Они переехали, купили две кровати, умывальник, несколько стульев и впервые испытали радость обладания собственностью. В первую ночь, проведенную «дома», они были так возбуждены, что никак не могли заснуть и проговорили до трех часов утра, а на следующий день, когда они затопили камин, сами сварили себе кофе и сели пить его в пижамах, им стало так весело, что Филип с трудом попал в «Амитрано» к одиннадцати часам. Настроение у него было отличное.

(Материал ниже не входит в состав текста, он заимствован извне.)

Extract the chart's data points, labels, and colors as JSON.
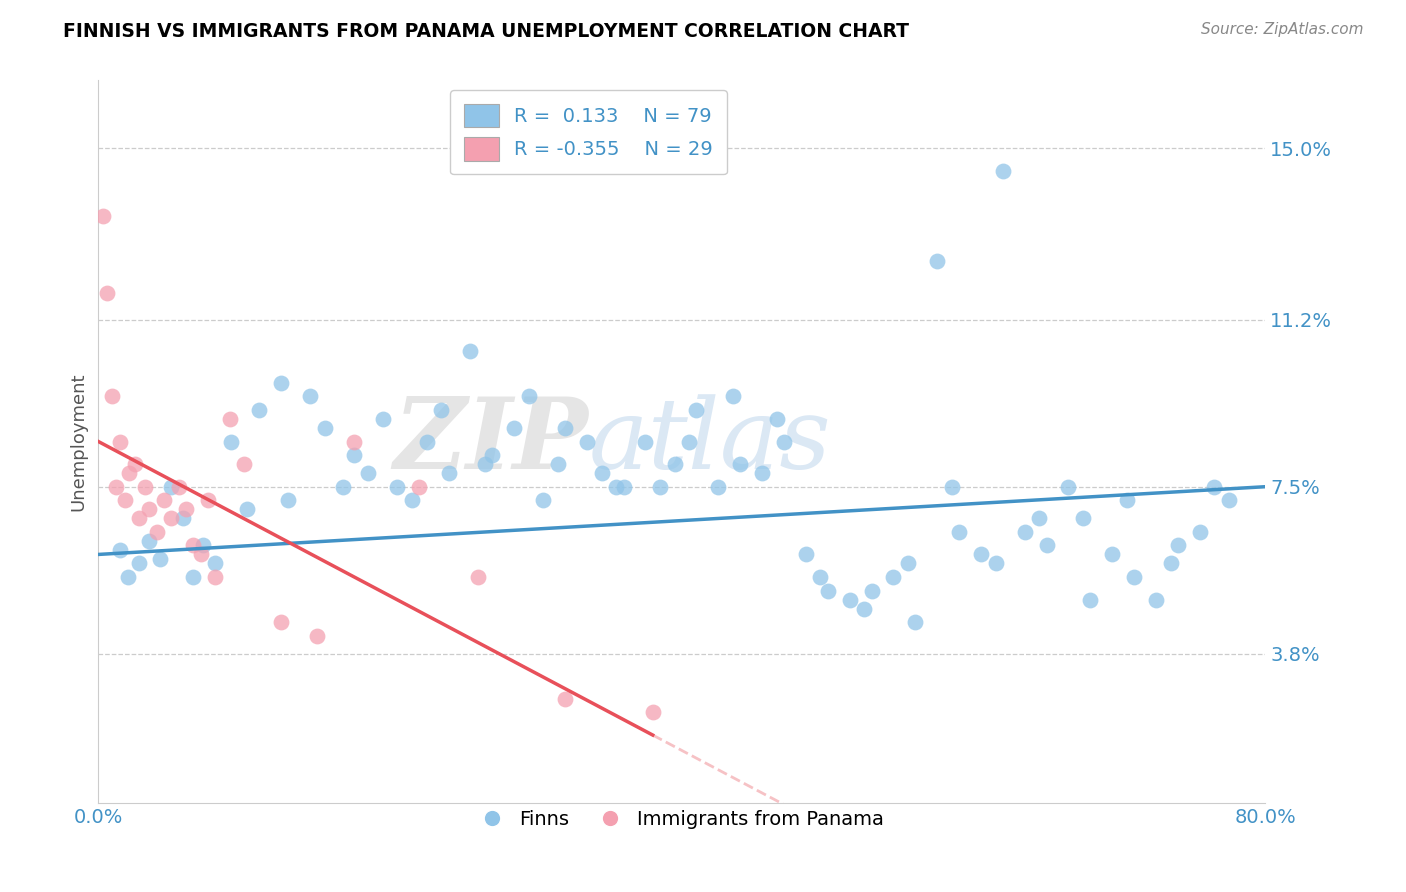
{
  "title": "FINNISH VS IMMIGRANTS FROM PANAMA UNEMPLOYMENT CORRELATION CHART",
  "source_text": "Source: ZipAtlas.com",
  "ylabel_label": "Unemployment",
  "xmin": 0.0,
  "xmax": 80.0,
  "ymin": 0.5,
  "ymax": 16.5,
  "ylabel_ticks": [
    3.8,
    7.5,
    11.2,
    15.0
  ],
  "legend_label_finns": "Finns",
  "legend_label_immigrants": "Immigrants from Panama",
  "finns_R": "0.133",
  "finns_N": "79",
  "immigrants_R": "-0.355",
  "immigrants_N": "29",
  "blue_color": "#90c4e8",
  "pink_color": "#f4a0b0",
  "line_blue": "#4292c6",
  "line_pink": "#e8505a",
  "watermark_zip": "ZIP",
  "watermark_atlas": "atlas",
  "finns_x": [
    1.5,
    2.0,
    2.8,
    3.5,
    4.2,
    5.0,
    5.8,
    6.5,
    7.2,
    8.0,
    9.1,
    10.2,
    11.0,
    12.5,
    13.0,
    14.5,
    15.5,
    16.8,
    17.5,
    18.5,
    19.5,
    20.5,
    21.5,
    22.5,
    23.5,
    24.0,
    25.5,
    26.5,
    27.0,
    28.5,
    29.5,
    30.5,
    31.5,
    32.0,
    33.5,
    34.5,
    35.5,
    36.0,
    37.5,
    38.5,
    39.5,
    40.5,
    41.0,
    42.5,
    43.5,
    44.0,
    45.5,
    46.5,
    47.0,
    48.5,
    49.5,
    50.0,
    51.5,
    52.5,
    53.0,
    54.5,
    55.5,
    56.0,
    57.5,
    58.5,
    59.0,
    60.5,
    61.5,
    62.0,
    63.5,
    64.5,
    65.0,
    66.5,
    67.5,
    68.0,
    69.5,
    70.5,
    71.0,
    72.5,
    73.5,
    74.0,
    75.5,
    76.5,
    77.5
  ],
  "finns_y": [
    6.1,
    5.5,
    5.8,
    6.3,
    5.9,
    7.5,
    6.8,
    5.5,
    6.2,
    5.8,
    8.5,
    7.0,
    9.2,
    9.8,
    7.2,
    9.5,
    8.8,
    7.5,
    8.2,
    7.8,
    9.0,
    7.5,
    7.2,
    8.5,
    9.2,
    7.8,
    10.5,
    8.0,
    8.2,
    8.8,
    9.5,
    7.2,
    8.0,
    8.8,
    8.5,
    7.8,
    7.5,
    7.5,
    8.5,
    7.5,
    8.0,
    8.5,
    9.2,
    7.5,
    9.5,
    8.0,
    7.8,
    9.0,
    8.5,
    6.0,
    5.5,
    5.2,
    5.0,
    4.8,
    5.2,
    5.5,
    5.8,
    4.5,
    12.5,
    7.5,
    6.5,
    6.0,
    5.8,
    14.5,
    6.5,
    6.8,
    6.2,
    7.5,
    6.8,
    5.0,
    6.0,
    7.2,
    5.5,
    5.0,
    5.8,
    6.2,
    6.5,
    7.5,
    7.2
  ],
  "immigrants_x": [
    0.3,
    0.6,
    0.9,
    1.2,
    1.5,
    1.8,
    2.1,
    2.5,
    2.8,
    3.2,
    3.5,
    4.0,
    4.5,
    5.0,
    5.5,
    6.0,
    6.5,
    7.0,
    7.5,
    8.0,
    9.0,
    10.0,
    12.5,
    15.0,
    17.5,
    22.0,
    26.0,
    32.0,
    38.0
  ],
  "immigrants_y": [
    13.5,
    11.8,
    9.5,
    7.5,
    8.5,
    7.2,
    7.8,
    8.0,
    6.8,
    7.5,
    7.0,
    6.5,
    7.2,
    6.8,
    7.5,
    7.0,
    6.2,
    6.0,
    7.2,
    5.5,
    9.0,
    8.0,
    4.5,
    4.2,
    8.5,
    7.5,
    5.5,
    2.8,
    2.5
  ],
  "pink_line_x0": 0.0,
  "pink_line_y0": 8.5,
  "pink_line_x1": 38.0,
  "pink_line_y1": 2.0,
  "blue_line_x0": 0.0,
  "blue_line_y0": 6.0,
  "blue_line_x1": 80.0,
  "blue_line_y1": 7.5
}
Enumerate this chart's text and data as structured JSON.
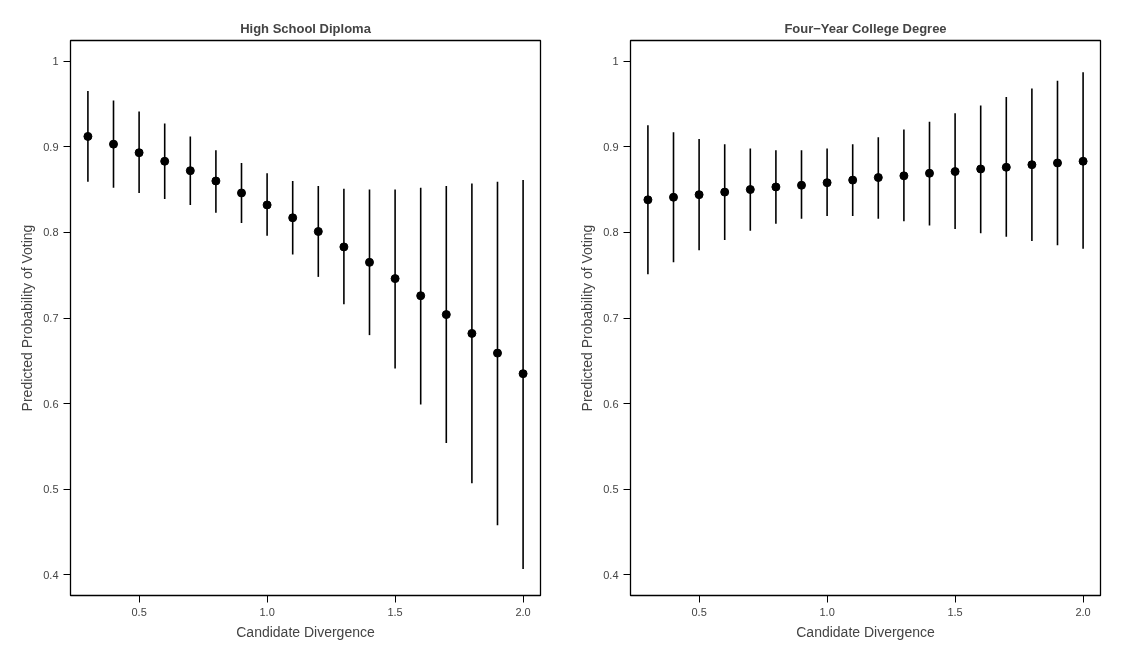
{
  "chart_data": [
    {
      "type": "scatter",
      "title": "High School Diploma",
      "xlabel": "Candidate Divergence",
      "ylabel": "Predicted Probability of Voting",
      "marker": "circle",
      "grid": false,
      "x": [
        0.3,
        0.4,
        0.5,
        0.6,
        0.7,
        0.8,
        0.9,
        1.0,
        1.1,
        1.2,
        1.3,
        1.4,
        1.5,
        1.6,
        1.7,
        1.8,
        1.9,
        2.0
      ],
      "series": [
        {
          "color": "#000000",
          "values": [
            0.912,
            0.903,
            0.893,
            0.883,
            0.872,
            0.86,
            0.846,
            0.832,
            0.817,
            0.801,
            0.783,
            0.765,
            0.746,
            0.726,
            0.704,
            0.682,
            0.659,
            0.635
          ],
          "errors": [
            [
              0.859,
              0.965
            ],
            [
              0.852,
              0.954
            ],
            [
              0.846,
              0.941
            ],
            [
              0.839,
              0.927
            ],
            [
              0.832,
              0.912
            ],
            [
              0.823,
              0.896
            ],
            [
              0.811,
              0.881
            ],
            [
              0.796,
              0.869
            ],
            [
              0.774,
              0.86
            ],
            [
              0.748,
              0.854
            ],
            [
              0.716,
              0.851
            ],
            [
              0.68,
              0.85
            ],
            [
              0.641,
              0.85
            ],
            [
              0.599,
              0.852
            ],
            [
              0.554,
              0.854
            ],
            [
              0.507,
              0.857
            ],
            [
              0.458,
              0.859
            ],
            [
              0.407,
              0.861
            ]
          ]
        }
      ],
      "xlim": [
        0.232,
        2.068
      ],
      "ylim": [
        0.376,
        1.024
      ],
      "xticks": [
        {
          "value": 0.5,
          "label": "0.5"
        },
        {
          "value": 1.0,
          "label": "1.0"
        },
        {
          "value": 1.5,
          "label": "1.5"
        },
        {
          "value": 2.0,
          "label": "2.0"
        }
      ],
      "yticks": [
        0.4,
        0.5,
        0.6,
        0.7,
        0.8,
        0.9,
        1
      ]
    },
    {
      "type": "scatter",
      "title": "Four−Year College Degree",
      "xlabel": "Candidate Divergence",
      "ylabel": "Predicted Probability of Voting",
      "marker": "circle",
      "grid": false,
      "x": [
        0.3,
        0.4,
        0.5,
        0.6,
        0.7,
        0.8,
        0.9,
        1.0,
        1.1,
        1.2,
        1.3,
        1.4,
        1.5,
        1.6,
        1.7,
        1.8,
        1.9,
        2.0
      ],
      "series": [
        {
          "color": "#000000",
          "values": [
            0.838,
            0.841,
            0.844,
            0.847,
            0.85,
            0.853,
            0.855,
            0.858,
            0.861,
            0.864,
            0.866,
            0.869,
            0.871,
            0.874,
            0.876,
            0.879,
            0.881,
            0.883
          ],
          "errors": [
            [
              0.751,
              0.925
            ],
            [
              0.765,
              0.917
            ],
            [
              0.779,
              0.909
            ],
            [
              0.791,
              0.903
            ],
            [
              0.802,
              0.898
            ],
            [
              0.81,
              0.896
            ],
            [
              0.816,
              0.896
            ],
            [
              0.819,
              0.898
            ],
            [
              0.819,
              0.903
            ],
            [
              0.816,
              0.911
            ],
            [
              0.813,
              0.92
            ],
            [
              0.808,
              0.929
            ],
            [
              0.804,
              0.939
            ],
            [
              0.799,
              0.948
            ],
            [
              0.795,
              0.958
            ],
            [
              0.79,
              0.968
            ],
            [
              0.785,
              0.977
            ],
            [
              0.781,
              0.987
            ]
          ]
        }
      ],
      "xlim": [
        0.232,
        2.068
      ],
      "ylim": [
        0.376,
        1.024
      ],
      "xticks": [
        {
          "value": 0.5,
          "label": "0.5"
        },
        {
          "value": 1.0,
          "label": "1.0"
        },
        {
          "value": 1.5,
          "label": "1.5"
        },
        {
          "value": 2.0,
          "label": "2.0"
        }
      ],
      "yticks": [
        0.4,
        0.5,
        0.6,
        0.7,
        0.8,
        0.9,
        1
      ]
    }
  ]
}
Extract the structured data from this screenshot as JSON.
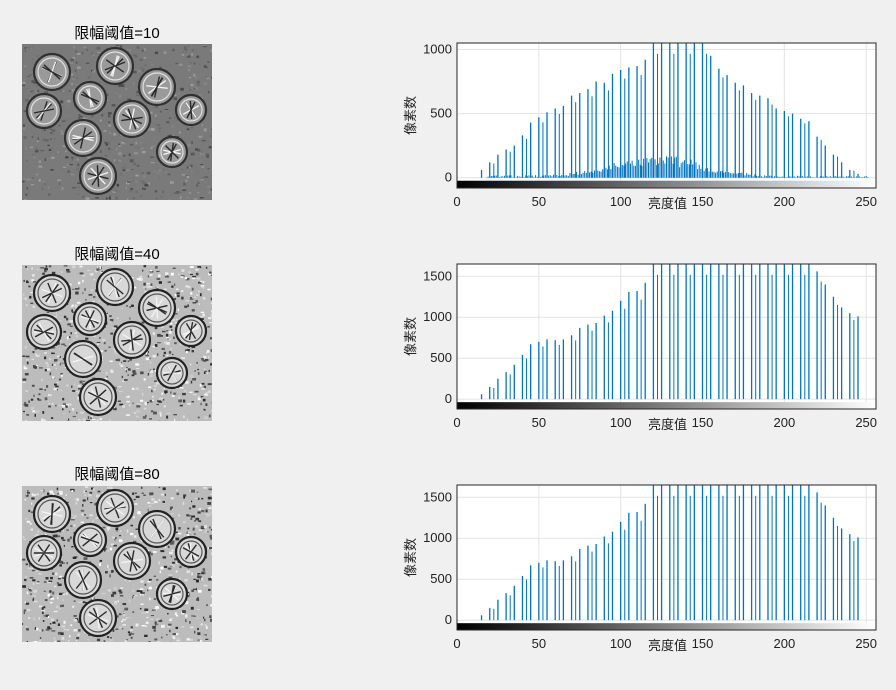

Он кивнул Фанни Прайс.
– Как дела?
– А вам-то что? – услышал он в ответ.
Филип не мог удержаться от смеха.
– Зря вы на меня кидаетесь. Я просто старался быть вежливым.
– Не нужно мне вашей вежливости.
– Зачем вам ссориться и со мной? – добродушно спросил ее Филип. – Вы и так почти со всеми на ножах.
– И это вас не касается.
– Вы правы.
Филип принялся за работу, недоумевая, почему Фанни Прайс ведет себя так враждебно. Он почувствовал, что она ему глубоко антипатична. Как и всем остальным. Люди старались ее не задевать, опасаясь ее злого языка; и в лицо и за глаза она говорила обо всех ужасные гадости. Но у Филипа было такое хорошее настроение, что ему хотелось жить в мире даже с мисс Прайс. Он пустил в ход испытанное средство:
– Взгляните-ка, пожалуйста, на мой рисунок. Я что-то совсем запутался.
– Нет уж, спасибо. Не желаю я тратить на вас время.
Филип поглядел на нее с изумлением: единственное, на что она всегда охотно откликалась, – это когда у нее просили совета. Она продолжала, захлебываясь, сдавленным от ярости голосом:
– Теперь, когда Лоусон ушел из школы, вы решили, что можно обратиться и ко мне за помощью! Нет уж, спасибо! Ступайте и поищите себе советчика в другом месте, мне не нужны чужие объедки!
У Лоусона была врожденная склонность учить. Стоило ему что-нибудь узнать, как он тут же стремился поделиться с другими. И, так как он делал это с удовольствием, его уроки всегда были полезны. Филип все чаще и чаще подсаживался к Лоусону; ему даже в голову не приходило, что Фанни Прайс с ума сходит от ревности и все больше распаляется, наблюдая за тем, как его обучает другой.